Weird Example of Force-Sensitivity #5: R5-D4
R5-D4 appeared in A New Hope, and as we all know, he blew his top due to a bad motivator – this mishap lead to Luke Skywalker’s uncle Owen purchasing R2-D2 instead. This set in motion R2’s continued journey to find Obi-Wan Kenobi somewhere on Tatooine and saved him from being scrapped for parts by jawas.
And then there’s Skippy the Jedi droid. While never considered canon, this comedic tale takes a different spin on just what caused the fatal motivator malfunction. Somehow, R5-D4 aka Skippy was attuned to the Force, and had visions of the future involving Darth Vader, invading stormtroopers, and the death of Luke Skywalker. Saving the galaxy from certain despair at the hands of the Empire, Skippy caused a small explosion within himself, leading Luke to believe the droid wasn’t worth purchase. With R2-D2 in tow, Luke Skywalker was set to find his own destiny with a pair of faithful droids.
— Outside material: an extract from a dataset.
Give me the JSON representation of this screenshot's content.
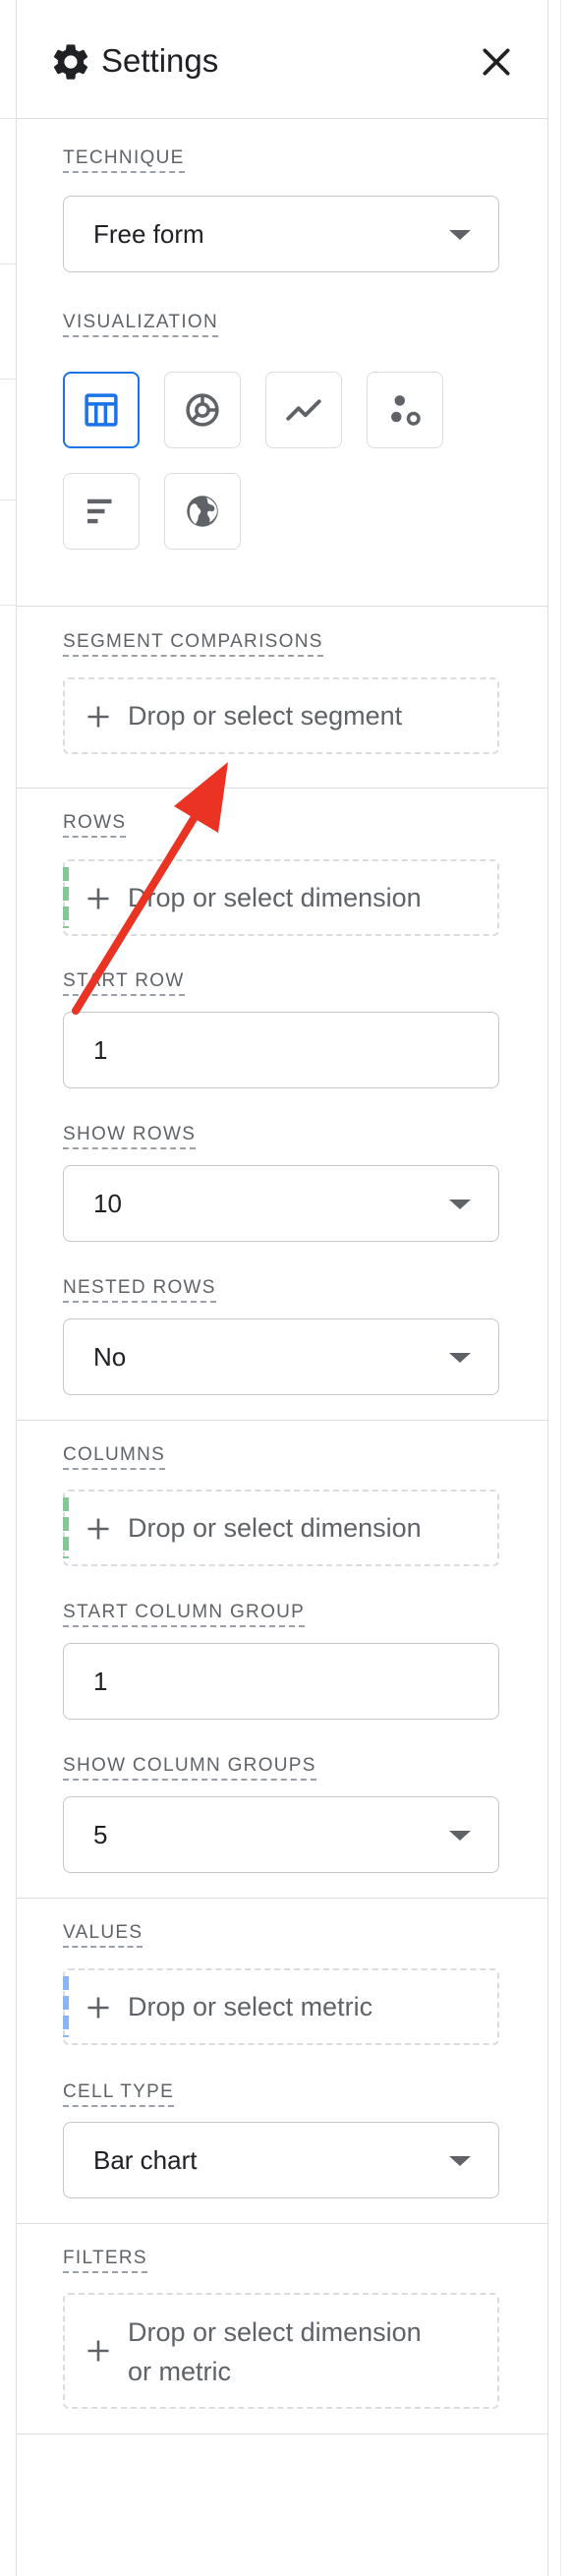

The Verdict: Look, the Force did way weirder stuff in Legends. Do I really need to explain this one? The main character is a girl with Force powers turned up a notch from the normal Padawan-level stage. Deal with it, we could’ve gotten Skippy: The Movie if this franchise wasn’t in the right hands.
The Final Verdict:
The mysteries of the Force have always been vast and strange, sometime stranger than others. In a galaxy full of more wonders than we can count, it isn’t time to nitpick ‘the rules’ to death; they haven’t changed all that much. If anything, the sequel trilogy is actually legitimizing many ideas from the legends galaxy. So can we finally stop nitpicking the new films to death, or at least this aspect of them? The Force is staying right where its always been, and that’s all around us, binding the galaxy together and doing weird space magic that somehow makes sense.
Thanks for reading! And keep on trooping.